Tomorrow’s Journey is also focused on monetising under-utilised vehicles.
Owners of cars or vans, including dealers, can add their assets to the JRNY platform. Customers can then rent a vehicle and JRNY uses telematics to manage and track the vehicle’s location and availability.
The JRNY app uses technology through the app to prove identity, store payment data and match customers to the right vehicle.
Dealers and owners of vehicles can make stipulations for the type of drivers that can rent their vehicles like requiring drivers to be over a certain age, no points on their licence or being a UK resident for the last three years.
Dealers can list over-age or pre-registered vehicles on JRNY for rental or subscription from third parties while simultaneously listing them for sale, the idea being that these vehicles can be generating revenue while unsold.

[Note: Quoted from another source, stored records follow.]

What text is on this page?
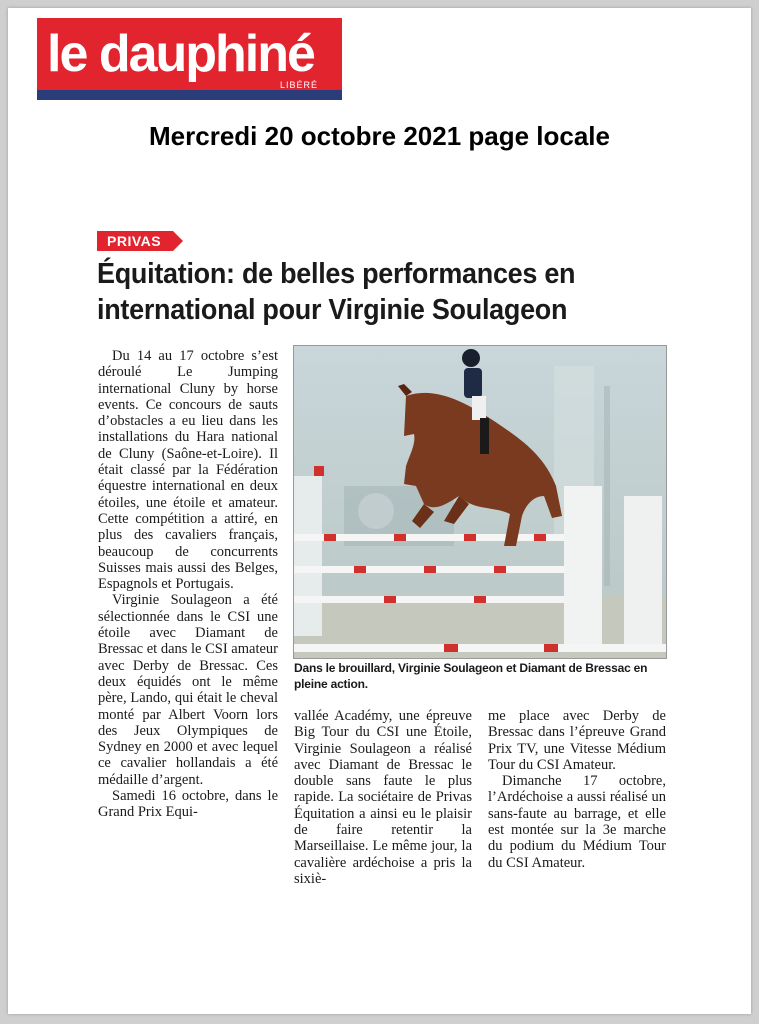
le dauphiné
LIBÉRÉ
Mercredi 20 octobre 2021 page locale
PRIVAS
Équitation: de belles performances en international pour Virginie Soulageon

Du 14 au 17 octobre s’est déroulé Le Jumping international Cluny by horse events. Ce concours de sauts d’obstacles a eu lieu dans les installations du Hara national de Cluny (Saône-et-Loire). Il était classé par la Fédération équestre international en deux étoiles, une étoile et amateur. Cette compétition a attiré, en plus des cavaliers français, beaucoup de concurrents Suisses mais aussi des Belges, Espagnols et Portugais.

Virginie Soulageon a été sélectionnée dans le CSI une étoile avec Diamant de Bressac et dans le CSI amateur avec Derby de Bressac. Ces deux équidés ont le même père, Lando, qui était le cheval monté par Albert Voorn lors des Jeux Olympiques de Sydney en 2000 et avec lequel ce cavalier hollandais a été médaille d’argent.

Samedi 16 octobre, dans le Grand Prix Equi-

Dans le brouillard, Virginie Soulageon et Diamant de Bressac en pleine action.

vallée Académy, une épreuve Big Tour du CSI une Étoile, Virginie Soulageon a réalisé avec Diamant de Bressac le double sans faute le plus rapide. La sociétaire de Privas Équitation a ainsi eu le plaisir de faire retentir la Marseillaise. Le même jour, la cavalière ardéchoise a pris la sixiè-

me place avec Derby de Bressac dans l’épreuve Grand Prix TV, une Vitesse Médium Tour du CSI Amateur.

Dimanche 17 octobre, l’Ardéchoise a aussi réalisé un sans-faute au barrage, et elle est montée sur la 3e marche du podium du Médium Tour du CSI Amateur.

LeasePlan UK is the first company to provide vehicles for a pilot scheme with Tomorrow’s Journey in the Milton Keynes area.
Chris Kirby, Tomorrow’s Journey chief executive and co-founder, believes dealers and manufacturers can combine their traditional retail model with the emerging mobility as a service (MaaS) trend rather than risk being overtaken by disruptors.
Kirby said: “If dealers embrace the changes, they are well placed to take a slice of a £900 billion mobility services market by 2025, the size of which was predicted by the Government’s Innovate UK Transport Systems Catapult. We always say to dealers, don’t fight mobility – lead it.”